Regulación de la homeostasis de Ca²⁺ y viabilidad celular por STIM1 en la línea de neuroblastoma SH-SY5Y

Abstract

En esta Tesis Doctoral se ha descrito el papel de STIM1, uno de los principales mediadores de la entrada extracelular de Ca²⁺ (SOCE), en la regulación de la homeostasis de Ca²⁺ y viabilidad celular de la línea de neuroblastoma SH-SY5Y. Para realizar este estudio se ha generado una línea STIM1 knock-out y, por tanto, defectiva en SOCE, mediante el sistema de edición genómica CRISPR/Cas9. Nuestros resultados demuestran que STIM1 no es esencial para la diferenciación de células SH-SY5Y. Sin embargo, se observa una pérdida de viabilidad celular durante la diferenciación de las células deficientes en STIM1. En este sentido, nuestros resultados indican que las células STIM1-KO muestran una mayor expresión y entrada de Ca²⁺ a través del canal Caᵥ1.2, lo cual se traduce en una alteración de la homeostasis de Ca²⁺ intracelular desencadenando una pérdida de la funcionalidad mitocondrial y un incremento de la muerte celular. El silenciamiento génico del canal Caᵥ1.2 logró normalizar la viabilidad y funcionalidad mitocondrial a niveles basales, confirmando que la sobreactivación de Caᵥ1.2 es la principal causa de la muerte celular observada en células STIM1-KO. Por otro lado, nuestros resultados indican que STIM1 es clave en la transferencia de Ca²⁺ entre el retículo endoplasmático y la mitocondria, en un control mediado por el receptor de IP₃ tipo 3. Todo ello permite concluir que STIM1 es clave en el mantenimiento de la homeostasis de Ca²⁺ intracelular y que las células STIM1-KO constituyen un modelo in vitro útil para comprender el papel de STIM1 y la señalización por Ca²⁺ intracelular en la neurodegeneración.

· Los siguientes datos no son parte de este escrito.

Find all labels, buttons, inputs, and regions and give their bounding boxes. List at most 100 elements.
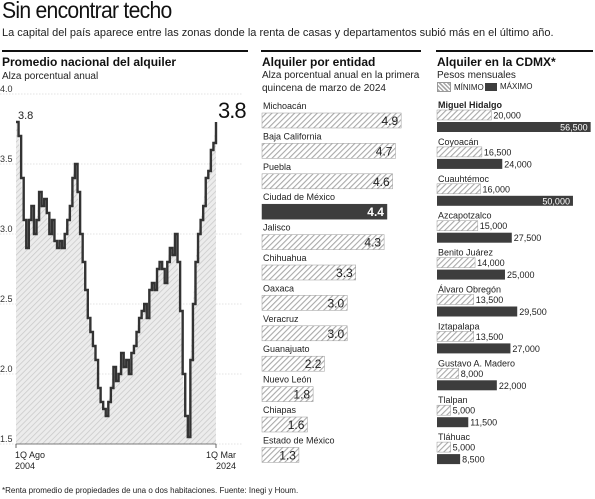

The role of STIM1, one of the main mediators of the extracelular entry of Ca²⁺ (SOCE), in the regulation of Ca²⁺ homeostasis and cell viability of the SH-SY5Y neuroblastoma line, has been described in this Doctoral Thesis. To carry out this study, a STIM1 knock-out and therefore a SOCE-defective cell line has been generated using the CRISPR/Cas9 genomic editing system. Our results show that STIM1 is not essential for SH-SY5Y cell differentiation. However, a loss of cell viability is observed during differentiation of STIM1- deficient cells. In this regard, our results indicate that STIM1-KO cells show a greater expression and Ca²⁺ entry through the Caᵥ1.2 channel, which leads to an alteration of the intracellular Ca²⁺ homeostasis, triggering a loss of mitochondrial functionality and an increase in cell death. Gene silencing of the Caᵥ1.2 channel normalised mitochondrial viability and functionality, confirming that the upregulation of Caᵥ1.2 is the main cause of cell death observed in STIM1-KO cells. On the other hand, our results indicate that STIM1 is a key regulator in the transfer of Ca²⁺ between the endoplasmic reticulum and the mitochondria, a role mediated by the IP3 type 3 receptor. All this allows us to conclude that STIM1 shows a key role in the maintenance of intracellular Ca²⁺ homeostasis and that STIM1-KO cells constitute a useful in vitro model to understand the role of STIM1 and intracellular Ca²⁺ signalling in neurodegeneration.